En plus de ces 3 grands types d'interfaces, on peut en concevoir d'autres. Par exemple, un quatrième type d'interface est une interface qu'on va qualifier d'interface sur commande, dans laquelle la sphère de l'action va demander à la sphère de la connaissance de produire de nouvelles connaissances dans des cas d'ingénierie écologique où on a besoin de ces nouvelles connaissances.
Un autre point sur lequel je voudrais insister en conclusion, c'est que dans ces différentes interfaces, on a aussi très souvent besoin de considérer des connaissances d'un autre type que les connaissances académiques, notamment des connaissances que je qualifierais d'expérientielles, qui sont des connaissances d'experts, des connaissances empiriques non passées par la sphère de l'académie, qui peuvent être extrêmement utiles, notamment pour proposer de nouvelles gestions d'ingénierie écologique.

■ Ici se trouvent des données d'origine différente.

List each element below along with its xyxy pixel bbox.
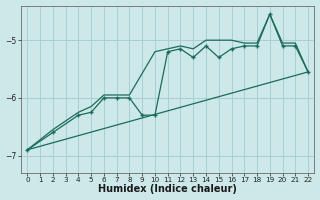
X-axis label: Humidex (Indice chaleur): Humidex (Indice chaleur) [98,184,237,194]
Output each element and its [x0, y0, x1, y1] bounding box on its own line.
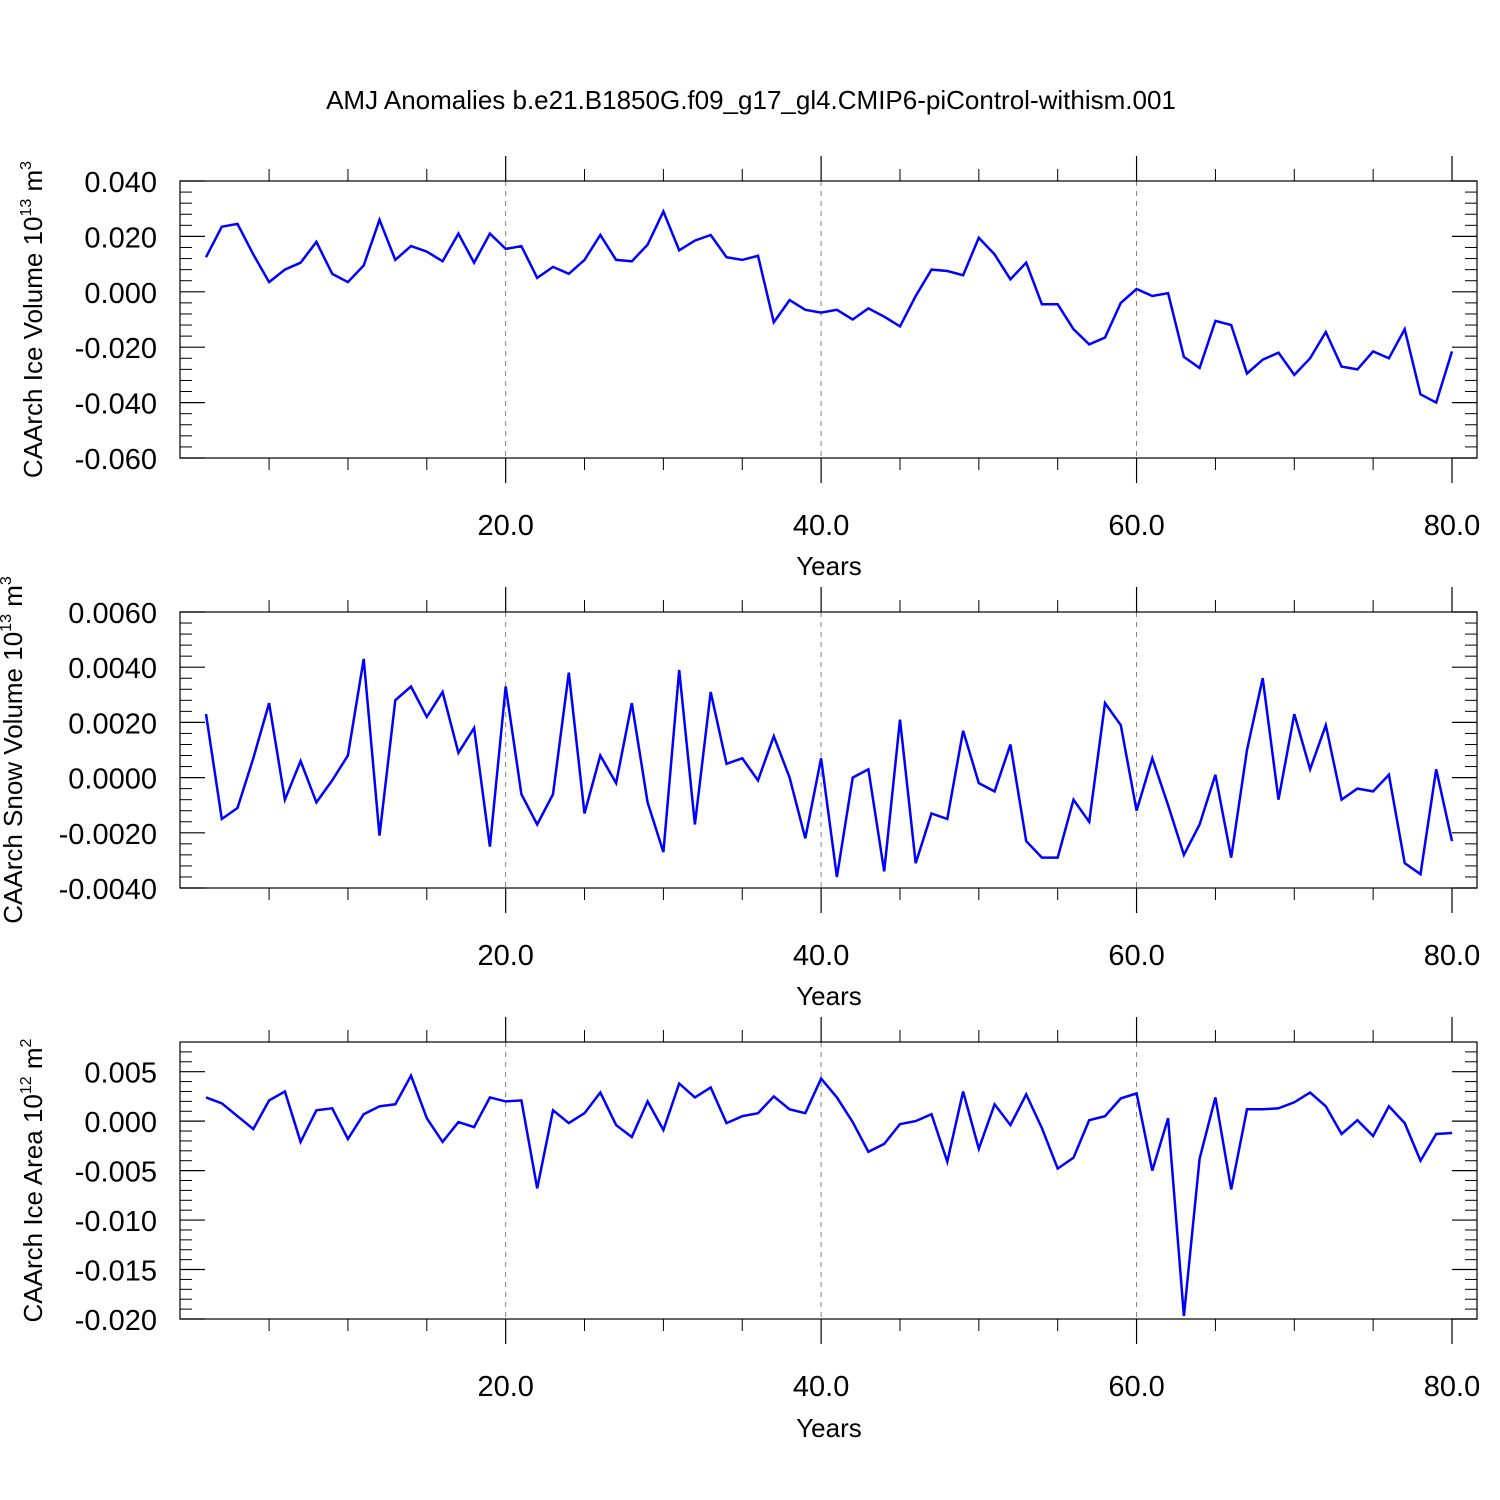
x-tick-label: 20.0 [477, 510, 533, 542]
x-tick-label: 60.0 [1108, 510, 1164, 542]
y-label-text: m [18, 1047, 48, 1076]
y-label-superscript: 12 [18, 1076, 35, 1094]
plot-frame [179, 1041, 1478, 1320]
y-tick-label: 0.0000 [68, 764, 157, 796]
y-label-superscript: 3 [0, 576, 15, 585]
y-label-superscript: 2 [18, 1038, 35, 1047]
y-tick-label: -0.020 [75, 333, 157, 365]
y-tick-label: 0.000 [84, 1107, 157, 1139]
series-line [205, 1072, 1453, 1317]
series-line [204, 658, 1454, 878]
x-tick-label: 80.0 [1424, 1371, 1480, 1403]
chart-panel-2: 20.0 40.0 60.0 80.0 0.0060 0.0040 0.0020 0.0000… [0, 576, 1480, 1011]
x-tick-label: 20.0 [477, 1371, 533, 1403]
figure-title: AMJ Anomalies b.e21.B1850G.f09_g17_gl4.C… [326, 85, 1176, 115]
y-tick-label: 0.005 [84, 1058, 157, 1090]
y-axis-label: CAArch Ice Volume 1013 m3 [18, 161, 48, 478]
y-label-text: m [0, 585, 28, 614]
y-tick-label: 0.0020 [68, 708, 157, 740]
x-tick-label: 60.0 [1108, 1371, 1164, 1403]
x-tick-label: 60.0 [1108, 940, 1164, 972]
y-tick-label: -0.010 [75, 1206, 157, 1238]
y-tick-label: -0.0040 [59, 874, 157, 906]
x-axis-label: Years [796, 1413, 862, 1443]
y-label-text: m [18, 170, 48, 199]
y-tick-label: -0.020 [75, 1305, 157, 1337]
y-axis-label: CAArch Ice Area 1012 m2 [18, 1038, 48, 1322]
x-tick-label: 20.0 [477, 940, 533, 972]
x-axis-label: Years [796, 551, 862, 581]
y-tick-label: -0.040 [75, 389, 157, 421]
y-tick-label: 0.000 [84, 278, 157, 310]
y-tick-label: 0.0040 [68, 653, 157, 685]
chart-panel-3: 20.0 40.0 60.0 80.0 0.005 0.000 -0.005 -0.010 -0… [18, 1017, 1480, 1443]
x-axis-label: Years [796, 981, 862, 1011]
y-tick-label: -0.0020 [59, 819, 157, 851]
x-tick-label: 80.0 [1424, 940, 1480, 972]
y-label-superscript: 3 [18, 161, 35, 170]
y-tick-label: -0.060 [75, 444, 157, 476]
plot-frame [179, 180, 1478, 459]
y-label-text: CAArch Snow Volume 10 [0, 632, 28, 924]
y-axis-label: CAArch Snow Volume 1013 m3 [0, 576, 28, 924]
y-tick-label: 0.020 [84, 222, 157, 254]
y-tick-label: 0.040 [84, 167, 157, 199]
panels: 20.0 40.0 60.0 80.0 0.040 0.020 0.000 -0.020 -0.… [0, 156, 1480, 1443]
chart-panel-1: 20.0 40.0 60.0 80.0 0.040 0.020 0.000 -0.020 -0.… [18, 156, 1480, 581]
x-tick-label: 40.0 [793, 1371, 849, 1403]
y-label-superscript: 13 [0, 614, 15, 632]
y-tick-label: 0.0060 [68, 598, 157, 630]
y-label-text: CAArch Ice Volume 10 [18, 217, 48, 479]
x-tick-label: 40.0 [793, 940, 849, 972]
x-tick-label: 40.0 [793, 510, 849, 542]
x-tick-label: 80.0 [1424, 510, 1480, 542]
y-label-superscript: 13 [18, 199, 35, 217]
y-tick-label: -0.015 [75, 1256, 157, 1288]
y-tick-label: -0.005 [75, 1157, 157, 1189]
y-label-text: CAArch Ice Area 10 [18, 1094, 48, 1322]
series-line [204, 208, 1454, 405]
plot-frame [179, 611, 1478, 889]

Et puis en conclusion, finalement on peut concevoir la gestion dans un cadre qui s'appelle le cadre de la gestion adaptative, qui est une forme de vision de la gestion qui permet d'intégrer assez naturellement les différents types d'interfaces entre la sphère de la connaissance et la sphère de l'action. Donc cette gestion adaptative peut être qualifiée d'une espèce de méta interface qui va permettre à l'ingénieur écologue de mobiliser, suivant ses besoins, les différents types d'interfaces dans le cadre de sa gestion.